Au-delà de la plainte de Louis Boyard pour «injure publique envers une personne chargée d’une mission de service public», la séquence avait eu des conséquences pour C8. Les insultes envers un député en direct à la télévision avaient valu une amende record à la chaîne de 3,5 millions d’euros de l’Arcom en février 2023, confirmé par le Conseil d'Etat en juillet dernier, pointant du doigt «un défaut de maîtrise de son antenne par l’éditeur».

Corruption en Afrique

La séquence a aussi pesé dans la décision de l’Arcom de ne pas renouveler la fréquence TNT de la chaîne, privant Bolloré d’un de ses outils pour avancer ses sujets favoris dans le débat public. Les 33 mises en demeure, amendes et rappels au règlement selon un décompte du Monde et les 7,8 millions d’euros d’amendes cumulés pour dérapages contre C8 avaient été l’un des sujets épineux pour la chaîne lors de son audition, préalable à l’attribution des fréquences. La chaîne avait alors promis de diffuser TPMP avec un léger différé de 15 à 45 minutes, pour prévenir les dérapages et éviter d’autres sanctions. Une décision qui n’avait pas suffisamment convaincu l’Arcom.

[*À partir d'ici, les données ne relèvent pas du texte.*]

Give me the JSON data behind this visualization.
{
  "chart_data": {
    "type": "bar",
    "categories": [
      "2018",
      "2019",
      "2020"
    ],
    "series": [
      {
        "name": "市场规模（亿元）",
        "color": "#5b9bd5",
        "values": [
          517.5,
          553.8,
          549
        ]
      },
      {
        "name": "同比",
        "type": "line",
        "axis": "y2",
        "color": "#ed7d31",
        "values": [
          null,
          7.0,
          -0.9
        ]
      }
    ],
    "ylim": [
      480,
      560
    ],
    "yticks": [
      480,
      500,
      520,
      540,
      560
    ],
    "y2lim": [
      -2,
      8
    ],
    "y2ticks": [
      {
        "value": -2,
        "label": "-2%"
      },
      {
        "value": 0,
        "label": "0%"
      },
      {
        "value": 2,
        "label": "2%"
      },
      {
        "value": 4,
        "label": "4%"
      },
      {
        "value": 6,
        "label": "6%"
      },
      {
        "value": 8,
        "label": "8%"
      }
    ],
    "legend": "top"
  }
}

Si cette affaire médiatique a pris des proportions démesurées, elle a presque occulté le sujet premier : les soucis judiciaires de Vincent Bolloré au Cameroun. En 2023, son entreprise a été condamnée à verser 140 000 euros à un groupe de riverains camerounais, affectés par des plantations d’hévéas destinés à produire de l’huile de palme. Surtout, en juin dernier, le Parquet national financier a requis un procès contre le breton pour «corruption d’argent public étranger» et «complicité de corruption d’agent public étranger», alors qu’il est visé depuis dix ans par une enquête pour ses activités autour des ports de Lomé au Togo et de Conakry en Guinée. Il est accusé d’avoir utilisé les activités de conseil politique de sa filiale Euro RSCG, devenue Havas, pour décrocher frauduleusement leur gestion.

Mise à jour : à 16 heures, avec le renvoi du procès au 17 décembre.